A terribly un-OOPish solution to an expanded Lab 12

The file codeA.pdf is a printout of a solution to a slightly expanded version of Lab12 ... a very un-Object Oriented solution. In class, as a reprise and review of the basic tenants of object oriented programming, we'll look over this printout identify what makes it so un-OOP.

A very OOPish solution to the expanded Lab12

Also in class, as a further reprise and review of good object oriented design, we'll discuss what a good object oriented solution would look like. The file codeB.pdf has a nice object oriented solution. It contains the kind of things we discussed.

So what does the good OOPish solution buy us?

As we've seen over and over again, a good OOPish design is much easier to expand and modify ... and to debug in the first place. To give you a smidgen of an idea of how that plays out in this case, to add more planets, and deeper nesting of orbits, we just need to add a few lines to the DrawArea constructor. To add a capsule orbiting the moon we'd just do: 
    Planet caps = new Orbit(moon,
			    Color.BLUE,2,10,0,0.08,
			    Color.BLUE);
... and change the line that creates the planets array to: 
planets = new Planet[]{sun,earth,moon,caps,ufo};
More interestingly, what if we wanted to add some "Planet" with decaying orbits? Well, our Orbit class needs a bit more functionality to do that nicely. We'd have to add 
  public double getOrbitRadius() { return orbitRadius; }
  public void setOrbitRadius(double dr) { orbitRadius = dr; }
to Orbit.java. But with that in place, a decaying orbit class is simply an extension of the Orbit class in which we override the step() method to reduce the radius as well as change the angle.

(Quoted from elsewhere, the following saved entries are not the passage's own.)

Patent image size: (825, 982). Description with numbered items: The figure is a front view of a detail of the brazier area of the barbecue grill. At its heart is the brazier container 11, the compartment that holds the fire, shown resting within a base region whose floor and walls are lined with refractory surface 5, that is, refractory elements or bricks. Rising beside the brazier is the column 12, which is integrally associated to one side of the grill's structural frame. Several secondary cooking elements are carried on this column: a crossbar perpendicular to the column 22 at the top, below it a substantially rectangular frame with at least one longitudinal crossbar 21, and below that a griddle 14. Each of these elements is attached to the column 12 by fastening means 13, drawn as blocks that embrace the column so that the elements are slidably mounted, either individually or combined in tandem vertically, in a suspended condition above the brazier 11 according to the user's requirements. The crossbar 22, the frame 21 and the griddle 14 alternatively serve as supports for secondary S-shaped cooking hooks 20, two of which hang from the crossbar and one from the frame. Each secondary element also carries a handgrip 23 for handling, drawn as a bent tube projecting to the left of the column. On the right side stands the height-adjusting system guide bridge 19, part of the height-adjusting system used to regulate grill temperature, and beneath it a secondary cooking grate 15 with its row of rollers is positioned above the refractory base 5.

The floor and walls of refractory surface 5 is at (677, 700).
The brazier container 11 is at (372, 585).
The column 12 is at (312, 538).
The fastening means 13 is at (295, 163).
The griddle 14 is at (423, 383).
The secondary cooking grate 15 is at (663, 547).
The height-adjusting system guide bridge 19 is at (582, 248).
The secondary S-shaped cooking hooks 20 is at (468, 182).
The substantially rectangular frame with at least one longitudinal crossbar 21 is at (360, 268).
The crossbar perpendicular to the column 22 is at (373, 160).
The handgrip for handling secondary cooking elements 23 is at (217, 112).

Distributable Java programs: jar files

A runnable Java program is typically defined by a collection of .class files. You "run" the program by executing the JVM with the name of the class whose main() method is supposed to kick off the program, and as the JVM encounters references to classes it doesn't know about, it looks around for the .class files for those classes, loads them, and continues. It would be quite painful to distribute even relatively small Java programs if it had to be done in this form. The instructions would look like "Download and save the following 27 .class file ...". To get around this, Java has a file format called .jar files, that package many .class files into a single file. If you have a .jar file called Foo.jar, you can run the program it contains with the command: 
java -jar Foo.jar
The one thing that's not clear, however, is what class has the main() method that should start things off. After all, many .class files could contain main() methods. The way this is handled is that a file called Manifest.txt is bundled together with all the .class files in the jar file. And Manifest.txt has a line that states which class has the main() method that should be called to kick off the program. Assuming we have the program L12 defined above, we would create a jar file by first creating the file Manifest.txt:

Manifest.txt
Main-Class: L12

... and then giving the following command: 
jar cfm SolarSystem.jar Manifest.txt *.class
This creates the file SolarSystem.jar that we can send off to other people, who can run it (on any platform with a JVM) with the command: 
java -jar SolarSystem.jar
Since the "compiled" code is byte-code compiled for the JVM, rather than true machine-code, it can be run anywhere ... provided the host platform supports the version of Java you compiled to.

For your viewing pleasure, I've included SolarSystemA.jar and SolarSystemC.jar for you to run. Note: beware of running .jar files when you're not absolutely sure that a) the person who wrote it is on the up and up, and b) that you're really gotten the file you think you have!